In Anbetracht dieser Grenzen für die Wirksamkeit der Geldpolitik ist die Verschiebung zugunsten der Falken für einige zu groß gewesen.

„Die Befürworter eines expansiveren Kurses haben das Handtuch geworfen“, so die Bank of America (NYSE:BAC).

„Das Risiko, dass es sich um einen weiteren ‚Trichet-Moment‘ handelt, ist nicht gleich null“, so die Bank. Sie bezieht sich dabei auf die Zinserhöhungen der EZB im Jahr 2011, um einen leichten Anstieg der Inflation am Vorabend der Schuldenkrise zu dämpfen, was wohl der größte geldpolitische Fehler in der Geschichte der Institution war.

Ein Entscheidungsträger der EZB, der nicht genannt werden möchte, bestätigte, dass die Befürworter einer akkommodierenden Geldpolitik, die seit mehr als einem Jahrzehnt in der Mehrheit sind, immer weniger werden.

„Im März werden (die Falken) wahrscheinlich in der Mehrheit sein und wir werden eine Entscheidung treffen müssen“, sagte er. „Als Erstes müssen wir den Abbau der Stimulierung beschleunigen und erst danach werden wir eine Zinserhöhung in Betracht ziehen.

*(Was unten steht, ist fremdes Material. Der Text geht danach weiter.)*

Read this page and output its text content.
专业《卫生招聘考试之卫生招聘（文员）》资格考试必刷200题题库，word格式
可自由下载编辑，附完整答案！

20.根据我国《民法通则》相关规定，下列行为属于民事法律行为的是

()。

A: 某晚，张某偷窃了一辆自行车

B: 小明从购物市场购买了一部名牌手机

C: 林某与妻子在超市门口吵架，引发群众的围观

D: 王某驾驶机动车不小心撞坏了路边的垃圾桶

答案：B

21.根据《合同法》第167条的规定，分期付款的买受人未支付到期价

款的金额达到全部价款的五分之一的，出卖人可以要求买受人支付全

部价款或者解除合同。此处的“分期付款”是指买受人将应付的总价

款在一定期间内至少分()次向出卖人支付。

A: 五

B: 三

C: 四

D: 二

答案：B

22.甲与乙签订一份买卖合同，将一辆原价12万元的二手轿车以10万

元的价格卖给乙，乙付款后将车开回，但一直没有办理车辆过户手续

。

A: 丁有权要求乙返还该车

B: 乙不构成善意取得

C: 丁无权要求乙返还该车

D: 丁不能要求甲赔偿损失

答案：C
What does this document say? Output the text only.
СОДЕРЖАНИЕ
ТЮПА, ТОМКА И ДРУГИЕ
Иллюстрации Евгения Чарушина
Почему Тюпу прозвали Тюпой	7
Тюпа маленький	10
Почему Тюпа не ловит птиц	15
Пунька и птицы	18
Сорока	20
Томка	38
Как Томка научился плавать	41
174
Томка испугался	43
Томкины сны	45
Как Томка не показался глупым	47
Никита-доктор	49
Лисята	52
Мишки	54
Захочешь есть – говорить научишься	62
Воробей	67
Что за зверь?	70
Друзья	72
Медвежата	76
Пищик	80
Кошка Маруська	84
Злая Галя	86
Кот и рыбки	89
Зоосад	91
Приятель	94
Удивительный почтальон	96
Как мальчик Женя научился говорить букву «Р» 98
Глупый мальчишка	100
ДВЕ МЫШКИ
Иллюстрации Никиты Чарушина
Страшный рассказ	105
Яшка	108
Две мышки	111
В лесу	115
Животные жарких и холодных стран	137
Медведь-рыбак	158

Einige sehen ein ähnliches Risiko auch bei der Bank of England.

„Das Risiko eines geldpolitischen Fehlers nimmt wahrscheinlich zu“, sagte Daniel Vernazza, Wirtschaftswissenschaftler bei UniCredit (MI:CRDI).

Der Gouverneur der Bank of England, Andrew Bailey, bemühte sich, die Erwartungen zu dämpfen, und warnte, dass weitere Zinserhöhungen zwar möglich seien, die Anleger sich aber nicht zu sehr hinreißen lassen sollten, und betonte den „sehr schwierigen Balanceakt“, den die britische Zentralbank zu bewältigen habe.

Diese Botschaft war für einige widersprüchlich, da es den Anschein hatte, dass die Bank versuchte, mehreren Interessen gleichzeitig zu dienen.

„Die Bank scheint gefangen zu sein zwischen der Angst vor einem Comeback der 1970er Jahre und der Angst vor einem sich ausweitenden Abschwung, der durch einen Rekordrückgang des real verfügbaren Einkommens ausgelöst wird und die britische Wirtschaft in eine Rezession stürzen würde“, so die Analysten der Beratungsfirma Evercore (NYSE:EVR).